Netflix usually keeps mum about which actors are recruited for their English dub productions, and this case was no different. It's sort of why we didn't get a full cast until its debut. The new English dub cast for Neon Genesis Evangelion is as follows:
- Shinji - Casey Mongillo
- Misato - Carrie Keranen
- Asuka - Stephanie McKeon
- Rei - Ryan Bartley
- Kaworu - Clifford Chaplin
- Gendoh - Ray Chase
- Ritsuko - Erica Lindbeck
- Fuyutsuki - JP Karliak
- Kensuke - Ben Diskin
- Kaji - Greg Chun
- Tohji - Johnny Yong Bosch
- Additional Voices - Christine Cabanos, Billy Kametz, Daniel MK Cohen, Julie Bersani
Fan reactions have been mixed with the series' new English dub on Netflix for a bevy of reasons, but with the series just debuting it's going to be a while before a final consensus of the series' new English dub cast is made. For those wanting to check out the re-dub of the series, Netflix is streaming the 26 episode original series and the films Death and Rebirth and The End of Evangelion.
Neon Genesis Evangelion is a psychological drama by way of giant monster versus mech anime. The franchise debuted as a television series in 1995-1996 with two films following in 1997. Neon Genesis Evangelion: Death & Rebirth is an one-part drastically abridged retelling of the first 24 episodes of the television series, and one part new animation. The End of Evangelion, the second film, would incorporate some of Death & Rebirth’s original animation and offer an alternate take on the original series’ controversial final two episodes.
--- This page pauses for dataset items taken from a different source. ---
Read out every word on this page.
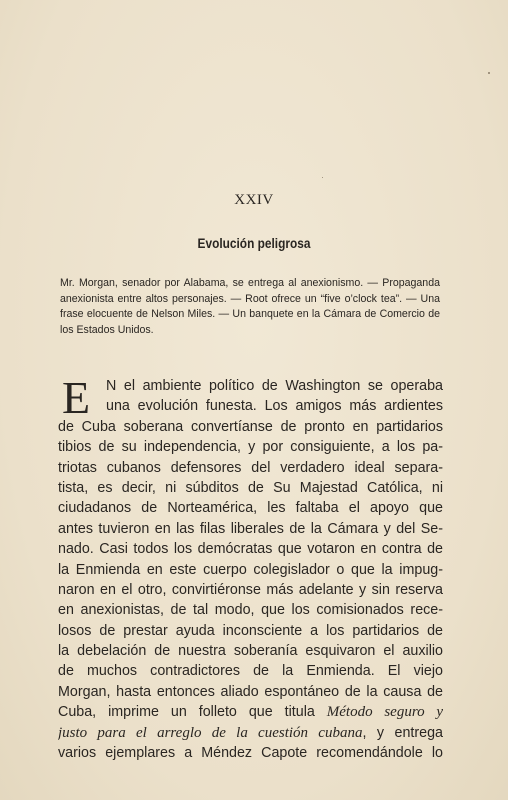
XXIV
Evolución peligrosa
Mr. Morgan, senador por Alabama, se entrega al anexionismo. — Propaganda anexionista entre altos personajes. — Root ofrece un “five o’clock tea”. — Una frase elocuente de Nelson Miles. — Un banquete en la Cámara de Comercio de los Estados Unidos.
E	N el ambiente político de Washington se operaba
una evolución funesta. Los amigos más ardientes
de Cuba soberana convertíanse de pronto en partidarios
tibios de su independencia, y por consiguiente, a los pa-
triotas cubanos defensores del verdadero ideal separa-
tista, es decir, ni súbditos de Su Majestad Católica, ni
ciudadanos de Norteamérica, les faltaba el apoyo que
antes tuvieron en las filas liberales de la Cámara y del Se-
nado. Casi todos los demócratas que votaron en contra de
la Enmienda en este cuerpo colegislador o que la impug-
naron en el otro, convirtiéronse más adelante y sin reserva
en anexionistas, de tal modo, que los comisionados rece-
losos de prestar ayuda inconsciente a los partidarios de
la debelación de nuestra soberanía esquivaron el auxilio
de muchos contradictores de la Enmienda. El viejo
Morgan, hasta entonces aliado espontáneo de la causa de
Cuba, imprime un folleto que titula Método seguro y
justo para el arreglo de la cuestión cubana, y entrega
varios ejemplares a Méndez Capote recomendándole lo
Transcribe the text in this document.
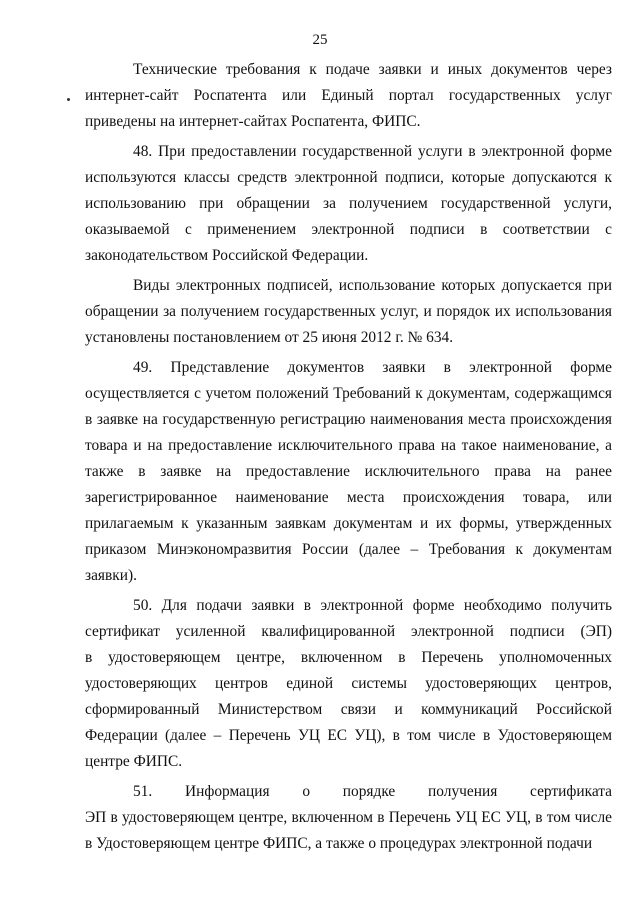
25
Технические требования к подаче заявки и иных документов через
интернет-сайт Роспатента или Единый портал государственных услуг
приведены на интернет-сайтах Роспатента, ФИПС.
48. При предоставлении государственной услуги в электронной форме
используются классы средств электронной подписи, которые допускаются к
использованию при обращении за получением государственной услуги,
оказываемой с применением электронной подписи в соответствии с
законодательством Российской Федерации.
Виды электронных подписей, использование которых допускается при
обращении за получением государственных услуг, и порядок их использования
установлены постановлением от 25 июня 2012 г. № 634.
49. Представление документов заявки в электронной форме
осуществляется с учетом положений Требований к документам, содержащимся
в заявке на государственную регистрацию наименования места происхождения
товара и на предоставление исключительного права на такое наименование, а
также в заявке на предоставление исключительного права на ранее
зарегистрированное наименование места происхождения товара, или
прилагаемым к указанным заявкам документам и их формы, утвержденных
приказом Минэкономразвития России (далее – Требования к документам
заявки).
50. Для подачи заявки в электронной форме необходимо получить
сертификат усиленной квалифицированной электронной подписи (ЭП)
в удостоверяющем центре, включенном в Перечень уполномоченных
удостоверяющих центров единой системы удостоверяющих центров,
сформированный Министерством связи и коммуникаций Российской
Федерации (далее – Перечень УЦ ЕС УЦ), в том числе в Удостоверяющем
центре ФИПС.
51. Информация о порядке получения сертификата
ЭП в удостоверяющем центре, включенном в Перечень УЦ ЕС УЦ, в том числе
в Удостоверяющем центре ФИПС, а также о процедурах электронной подачи
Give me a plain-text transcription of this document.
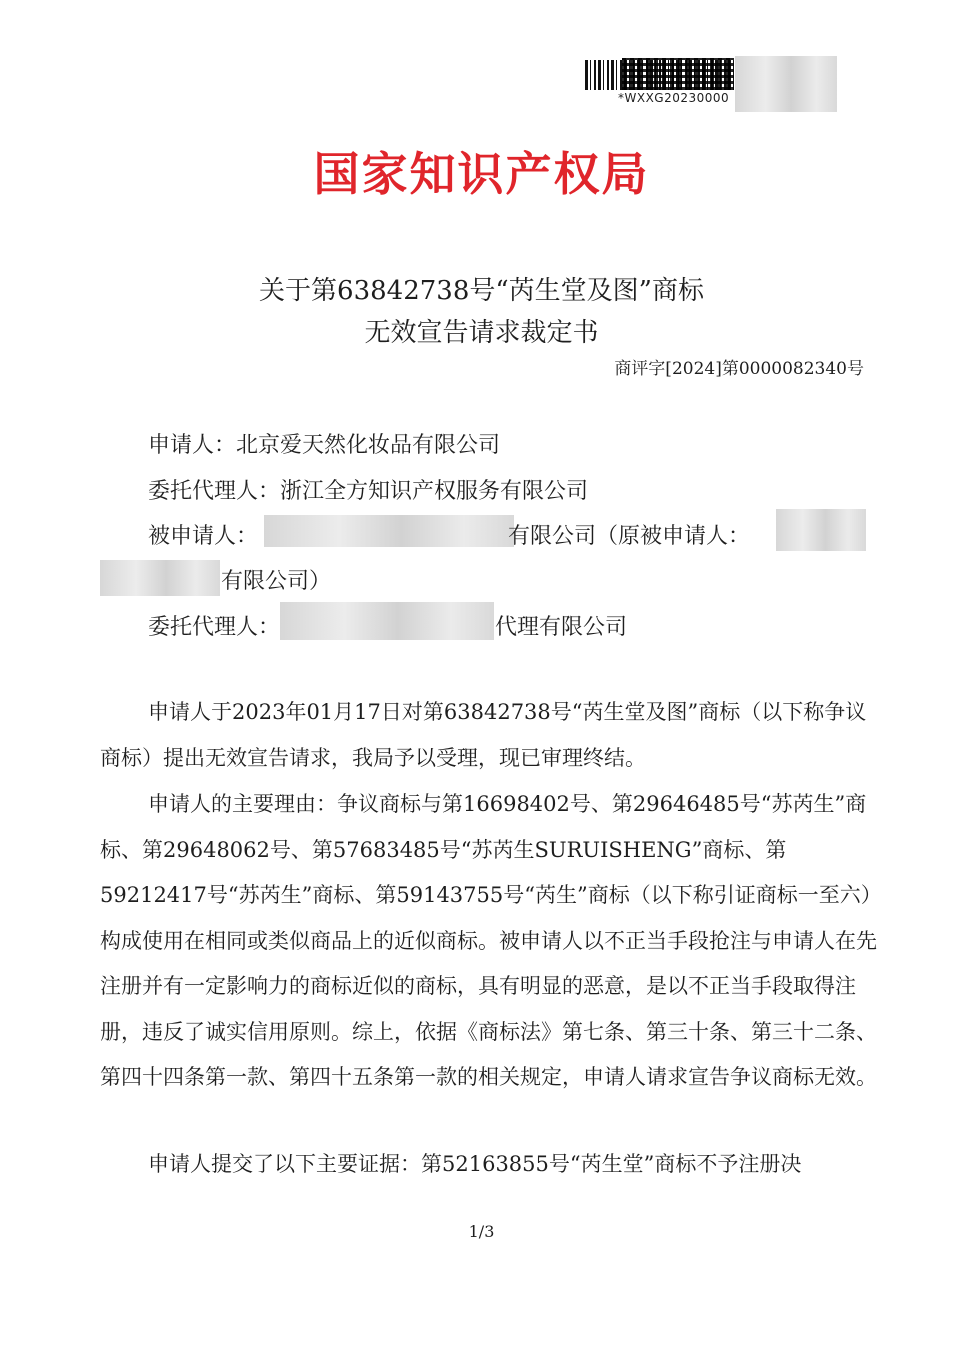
*WXXG20230000
国家知识产权局
关于第63842738号“芮生堂及图”商标
无效宣告请求裁定书
商评字[2024]第0000082340号
申请人：北京爱天然化妆品有限公司
委托代理人：浙江全方知识产权服务有限公司
被申请人：	有限公司（原被申请人：
有限公司）
委托代理人：	代理有限公司

申请人于2023年01月17日对第63842738号“芮生堂及图”商标（以下称争议商标）提出无效宣告请求，我局予以受理，现已审理终结。

申请人的主要理由：争议商标与第16698402号、第29646485号“苏芮生”商标、第29648062号、第57683485号“苏芮生SURUISHENG”商标、第59212417号“苏芮生”商标、第59143755号“芮生”商标（以下称引证商标一至六）构成使用在相同或类似商品上的近似商标。被申请人以不正当手段抢注与申请人在先注册并有一定影响力的商标近似的商标，具有明显的恶意，是以不正当手段取得注册，违反了诚实信用原则。综上，依据《商标法》第七条、第三十条、第三十二条、第四十四条第一款、第四十五条第一款的相关规定，申请人请求宣告争议商标无效。

申请人提交了以下主要证据：第52163855号“芮生堂”商标不予注册决

1/3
The series follows Shinji Ikari, who is recruited by his father to pilot the giant mech Evangelion in the fight against giant monsters known as Angels in the futuristic city of Tokyo-3. But Shinji is unwilling to bear this huge responsibility and is often conflicted about taking part in a war he was dragged into. This conflict of emotions leads to many introspective episodes that cover the range of religious, philosophical, and existential concepts.